Focus on Scholarship: Professor Amanda Frost Receives 2019 ACLS Fellowship

April 4, 201

American University Washington College of Law Professor Amanda Frost has been selected as a recipient of the 2019 American Council of Learned Societies (ACLS) Fellowship.

Professor Amanda Frost.
Professor Amanda Frost

The ACLS Fellowship Program awards fellowships to individual scholars working in the humanities and related social sciences. Frost – who writes and teaches in the fields of constitutional law, immigration and citizenship law, federal courts and jurisdiction, and judicial ethics – is among 81 ACLS Fellows chosen from over 1,100 applicants.  

During the fellowship, Frost will be working on her forthcoming book, Unmaking Americans: A History of Citizenship Stripping in the United States, which is scheduled for publication by Beacon Press in 2020.

“I am delighted to have received the ACLS Fellowship, which provides essential financial support as I devote myself full-time to researching and writing the book,” Frost said. “I believe the award is recognition of the important and timely nature of my topic, and I will strive to produce a book worthy of ACLS’s support for the project.”

In Unmaking Americans, Frost will describe the government’s long history of stripping citizenship through the stories of the individuals who lost their citizenship. The book begins by recounting the battle to restore citizenship to former slaves, culminating in a debate in Congress about whether the first black senator, Hiram Revels, was a U.S. citizen eligible to be seated in Congress.
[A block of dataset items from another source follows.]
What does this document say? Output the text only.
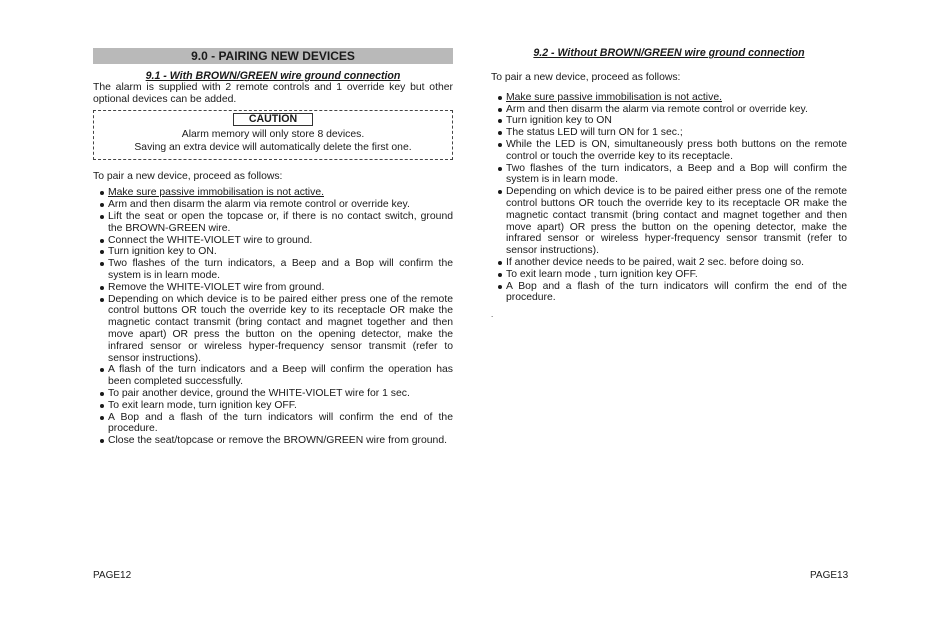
9.0 - PAIRING NEW DEVICES
9.1 - With BROWN/GREEN wire ground connection

The alarm is supplied with 2 remote controls and 1 override key but other optional devices can be added.

CAUTION
Alarm memory will only store 8 devices.
Saving an extra device will automatically delete the first one.

To pair a new device, proceed as follows:

Make sure passive immobilisation is not active.
Arm and then disarm the alarm via remote control or override key.
Lift the seat or open the topcase or, if there is no contact switch, ground the BROWN-GREEN wire.
Connect the WHITE-VIOLET wire to ground.
Turn ignition key to ON.
Two flashes of the turn indicators, a Beep and a Bop will confirm the system is in learn mode.
Remove the WHITE-VIOLET wire from ground.
Depending on which device is to be paired either press one of the remote control buttons OR touch the override key to its receptacle OR make the magnetic contact transmit (bring contact and magnet together and then move apart) OR press the button on the opening detector, make the infrared sensor or wireless hyper-frequency sensor transmit (refer to sensor instructions).
A flash of the turn indicators and a Beep will confirm the operation has been completed successfully.
To pair another device, ground the WHITE-VIOLET wire for 1 sec.
To exit learn mode, turn ignition key OFF.
A Bop and a flash of the turn indicators will confirm the end of the procedure.
Close the seat/topcase or remove the BROWN/GREEN wire from ground.
9.2 - Without BROWN/GREEN wire ground connection

To pair a new device, proceed as follows:

Make sure passive immobilisation is not active.
Arm and then disarm the alarm via remote control or override key.
Turn ignition key to ON
The status LED will turn ON for 1 sec.;
While the LED is ON, simultaneously press both buttons on the remote control or touch the override key to its receptacle.
Two flashes of the turn indicators, a Beep and a Bop will confirm the system is in learn mode.
Depending on which device is to be paired either press one of the remote control buttons OR touch the override key to its receptacle OR make the magnetic contact transmit (bring contact and magnet together and then move apart) OR press the button on the opening detector, make the infrared sensor or wireless hyper-frequency sensor transmit (refer to sensor instructions).
If another device needs to be paired, wait 2 sec. before doing so.
To exit learn mode , turn ignition key OFF.
A Bop and a flash of the turn indicators will confirm the end of the procedure.
.
PAGE12	PAGE13
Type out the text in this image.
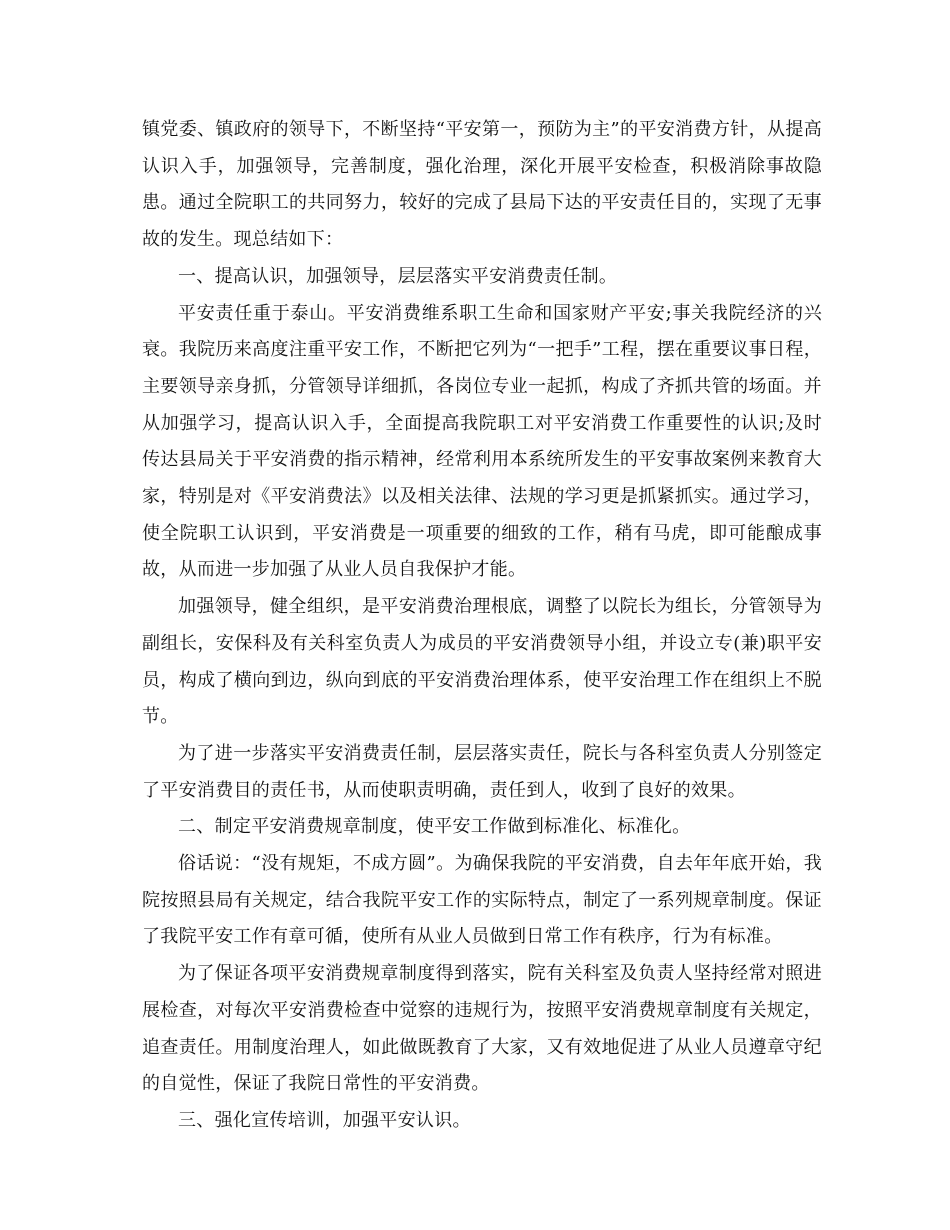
镇党委、镇政府的领导下，不断坚持“平安第一，预防为主”的平安消费方针，从提高认识入手，加强领导，完善制度，强化治理，深化开展平安检查，积极消除事故隐患。通过全院职工的共同努力，较好的完成了县局下达的平安责任目的，实现了无事故的发生。现总结如下：

一、提高认识，加强领导，层层落实平安消费责任制。

平安责任重于泰山。平安消费维系职工生命和国家财产平安;事关我院经济的兴衰。我院历来高度注重平安工作，不断把它列为“一把手”工程，摆在重要议事日程，主要领导亲身抓，分管领导详细抓，各岗位专业一起抓，构成了齐抓共管的场面。并从加强学习，提高认识入手，全面提高我院职工对平安消费工作重要性的认识;及时传达县局关于平安消费的指示精神，经常利用本系统所发生的平安事故案例来教育大家，特别是对《平安消费法》以及相关法律、法规的学习更是抓紧抓实。通过学习，使全院职工认识到，平安消费是一项重要的细致的工作，稍有马虎，即可能酿成事故，从而进一步加强了从业人员自我保护才能。

加强领导，健全组织，是平安消费治理根底，调整了以院长为组长，分管领导为副组长，安保科及有关科室负责人为成员的平安消费领导小组，并设立专(兼)职平安员，构成了横向到边，纵向到底的平安消费治理体系，使平安治理工作在组织上不脱节。

为了进一步落实平安消费责任制，层层落实责任，院长与各科室负责人分别签定了平安消费目的责任书，从而使职责明确，责任到人，收到了良好的效果。

二、制定平安消费规章制度，使平安工作做到标准化、标准化。

俗话说：“没有规矩，不成方圆”。为确保我院的平安消费，自去年年底开始，我院按照县局有关规定，结合我院平安工作的实际特点，制定了一系列规章制度。保证了我院平安工作有章可循，使所有从业人员做到日常工作有秩序，行为有标准。

为了保证各项平安消费规章制度得到落实，院有关科室及负责人坚持经常对照进展检查，对每次平安消费检查中觉察的违规行为，按照平安消费规章制度有关规定，追查责任。用制度治理人，如此做既教育了大家，又有效地促进了从业人员遵章守纪的自觉性，保证了我院日常性的平安消费。

三、强化宣传培训，加强平安认识。
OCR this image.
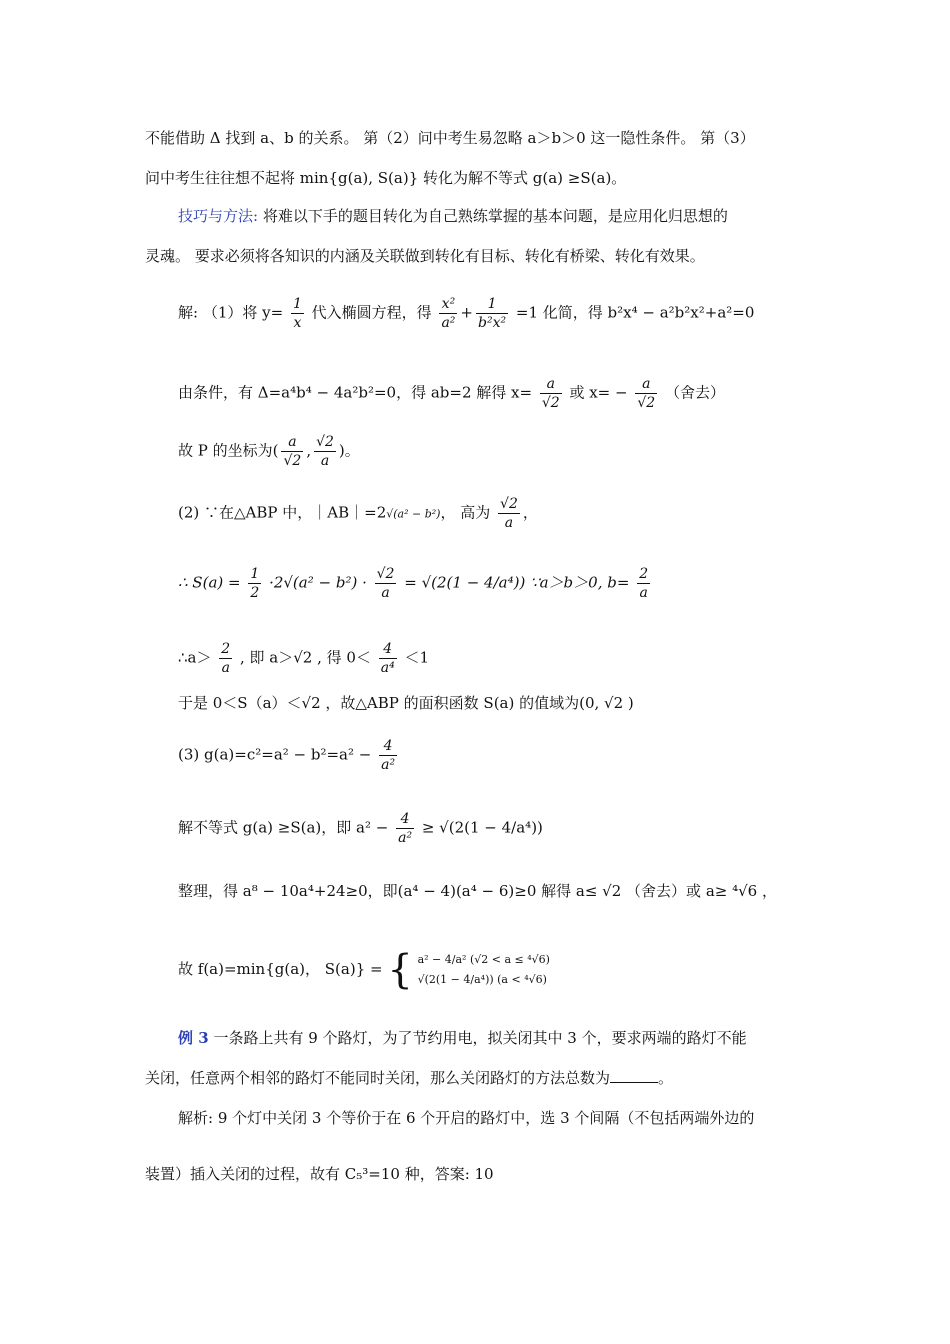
不能借助 Δ 找到 a、b 的关系。 第（2）问中考生易忽略 a＞b＞0 这一隐性条件。 第（3）
问中考生往往想不起将 min{g(a), S(a)} 转化为解不等式 g(a) ≥S(a)。
技巧与方法: 将难以下手的题目转化为自己熟练掌握的基本问题，是应用化归思想的
灵魂。 要求必须将各知识的内涵及关联做到转化有目标、转化有桥梁、转化有效果。
解: （1）将 $y= \frac{1}{x}$ 代入椭圆方程，得 $\frac{\text{x²}}{\text{a²}} + \frac{1}{\text{b²x²}} =1$ 化简，得 b²x⁴ − a²b²x²+a²=0
由条件，有 Δ=a⁴b⁴ − 4a²b²=0，得 ab=2 解得 $x= \frac{a}{√2}$ 或 $x= - \frac{a}{√2}$ （舍去）
故 P 的坐标为( $\frac{a}{√2}$ , $\frac{√2}{a}$ )。
(2) ∵在△ABP 中，｜AB｜=2√(a² − b²)， 高为 $\frac{√2}{a}$ ，
∴ $S(a) = \frac{1}{2} \cdot 2√(a^2 - b^2) \cdot \frac{√2}{a} = √(2(1 - 4/a^4))$ ∵a＞b＞0, $b= \frac{2}{a}$
∴a＞ $\frac{2}{a}$ , 即 a＞√2 , 得 $0< \frac{4}{\text{a⁴}} <1$
于是 0＜S（a）＜√2 ，故△ABP 的面积函数 S(a) 的值域为(0, √2 )
(3) $g(a)=c^2=a^2 - b^2=a^2 - \frac{4}{\text{a²}}$
解不等式 g(a) ≥S(a)，即 $a^2 - \frac{4}{\text{a²}} \ge √(2(1 - 4/a^4))$
整理，得 a⁸ − 10a⁴+24≥0，即(a⁴ − 4)(a⁴ − 6)≥0 解得 a≤ √2 （舍去）或 a≥ ⁴√6 ，
故 f(a)=min{g(a)， S(a)} = { a² − 4/a² (√2 < a ≤ ⁴√6)
√(2(1 − 4/a⁴)) (a < ⁴√6)
例 3 一条路上共有 9 个路灯，为了节约用电，拟关闭其中 3 个，要求两端的路灯不能
关闭，任意两个相邻的路灯不能同时关闭，那么关闭路灯的方法总数为	。
解析: 9 个灯中关闭 3 个等价于在 6 个开启的路灯中，选 3 个间隔（不包括两端外边的
装置）插入关闭的过程，故有 C₅³=10 种，答案: 10
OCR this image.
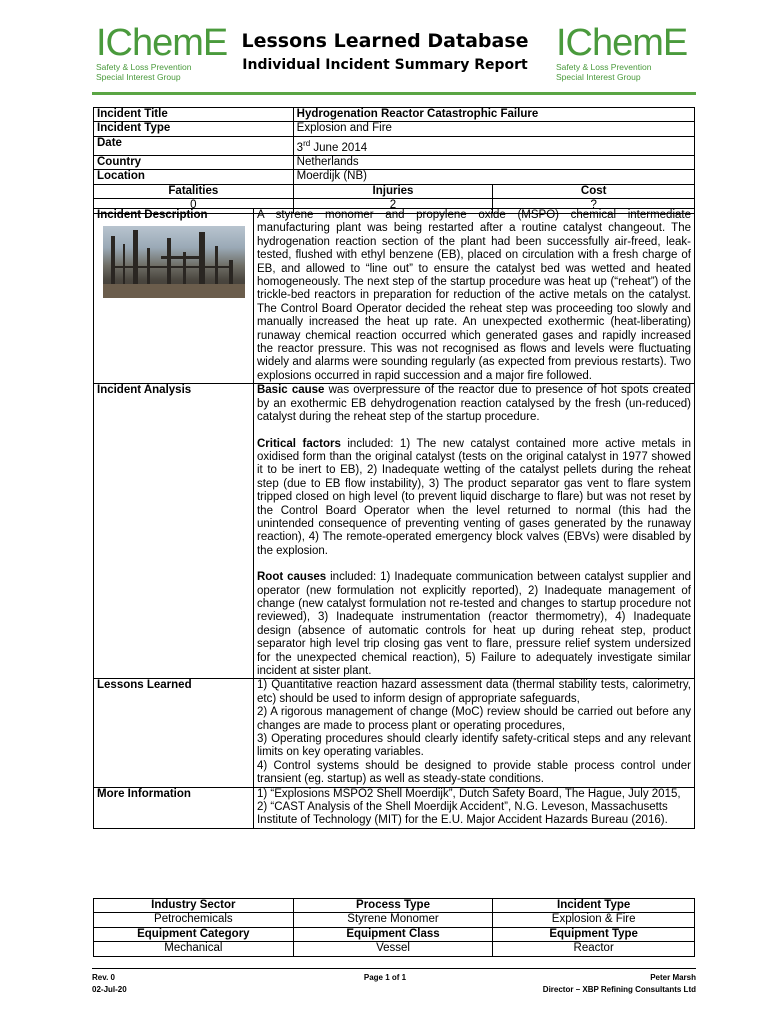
IChemE
Safety & Loss Prevention
Special Interest Group
Lessons Learned Database
Individual Incident Summary Report
IChemE
Safety & Loss Prevention
Special Interest Group
Incident Title	Hydrogenation Reactor Catastrophic Failure	
Incident Type	Explosion and Fire	
Date	3rd June 2014	
Country	Netherlands	
Location	Moerdijk (NB)	
Fatalities	Injuries	Cost
0	2	?
Incident Description	A styrene monomer and propylene oxide (MSPO) chemical intermediate manufacturing plant was being restarted after a routine catalyst changeout. The hydrogenation reaction section of the plant had been successfully air-freed, leak-tested, flushed with ethyl benzene (EB), placed on circulation with a fresh charge of EB, and allowed to “line out” to ensure the catalyst bed was wetted and heated homogeneously. The next step of the startup procedure was heat up (“reheat”) of the trickle-bed reactors in preparation for reduction of the active metals on the catalyst. The Control Board Operator decided the reheat step was proceeding too slowly and manually increased the heat up rate. An unexpected exothermic (heat-liberating) runaway chemical reaction occurred which generated gases and rapidly increased the reactor pressure. This was not recognised as flows and levels were fluctuating widely and alarms were sounding regularly (as expected from previous restarts). Two explosions occurred in rapid succession and a major fire followed.
Incident Analysis	Basic cause was overpressure of the reactor due to presence of hot spots created by an exothermic EB dehydrogenation reaction catalysed by the fresh (un-reduced) catalyst during the reheat step of the startup procedure.
Critical factors included: 1) The new catalyst contained more active metals in oxidised form than the original catalyst (tests on the original catalyst in 1977 showed it to be inert to EB), 2) Inadequate wetting of the catalyst pellets during the reheat step (due to EB flow instability), 3) The product separator gas vent to flare system tripped closed on high level (to prevent liquid discharge to flare) but was not reset by the Control Board Operator when the level returned to normal (this had the unintended consequence of preventing venting of gases generated by the runaway reaction), 4) The remote-operated emergency block valves (EBVs) were disabled by the explosion.
Root causes included: 1) Inadequate communication between catalyst supplier and operator (new formulation not explicitly reported), 2) Inadequate management of change (new catalyst formulation not re-tested and changes to startup procedure not reviewed), 3) Inadequate instrumentation (reactor thermometry), 4) Inadequate design (absence of automatic controls for heat up during reheat step, product separator high level trip closing gas vent to flare, pressure relief system undersized for the unexpected chemical reaction), 5) Failure to adequately investigate similar incident at sister plant.

Lessons Learned	1) Quantitative reaction hazard assessment data (thermal stability tests, calorimetry, etc) should be used to inform design of appropriate safeguards,
2) A rigorous management of change (MoC) review should be carried out before any changes are made to process plant or operating procedures,
3) Operating procedures should clearly identify safety-critical steps and any relevant limits on key operating variables.
4) Control systems should be designed to provide stable process control under transient (eg. startup) as well as steady-state conditions.

More Information	1) “Explosions MSPO2 Shell Moerdijk”, Dutch Safety Board, The Hague, July 2015,
2) “CAST Analysis of the Shell Moerdijk Accident”, N.G. Leveson, Massachusetts Institute of Technology (MIT) for the E.U. Major Accident Hazards Bureau (2016).
Industry Sector	Process Type	Incident Type
Petrochemicals	Styrene Monomer	Explosion & Fire
Equipment Category	Equipment Class	Equipment Type
Mechanical	Vessel	Reactor
Rev. 0
02-Jul-20
Page 1 of 1	Peter Marsh
Director – XBP Refining Consultants Ltd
The book will go on to describe the life of Wong Kim Ark, the named plaintiff in the Supreme Court case establishing birthright citizenship.

“The government had argued that Wong and other native-born Americans of Chinese ancestry did not qualify for birthright citizenship, and even after he won his case his citizenship and that of his children was regularly questioned by federal immigration officials,” Frost said. “Subsequent chapters describe the experience of women who lost their citizenship as a result of marrying noncitizens, and their fight to get their citizenship back, as well as Japanese Americans encouraged to renounce their citizenship during World War II, and Mexican Americans deported as part of the government’s initiative to deport migrant laborers.”

Unmaking Americans will conclude with an analysis of contemporary debates over birthright citizenship for the children of undocumented immigrants and the Trump administration’s denaturalization campaigns, and will tie contested views of citizenship to questions about American identity, belonging, and immigration policy. 

“(Fellowship) awardees, who hail from more than 60 colleges and universities, were selected for their potential to make an original and significant contribution to knowledge,” Matthew Goldfeder, director of fellowship programs at ACLS, said in a statement. “They are working at diverse types of institutions, on research projects that span antiquity to the present, in contexts around the world; the array of disciplines and methodologies represented demonstrates the vitality and the incredible breadth of humanistic scholarship today.”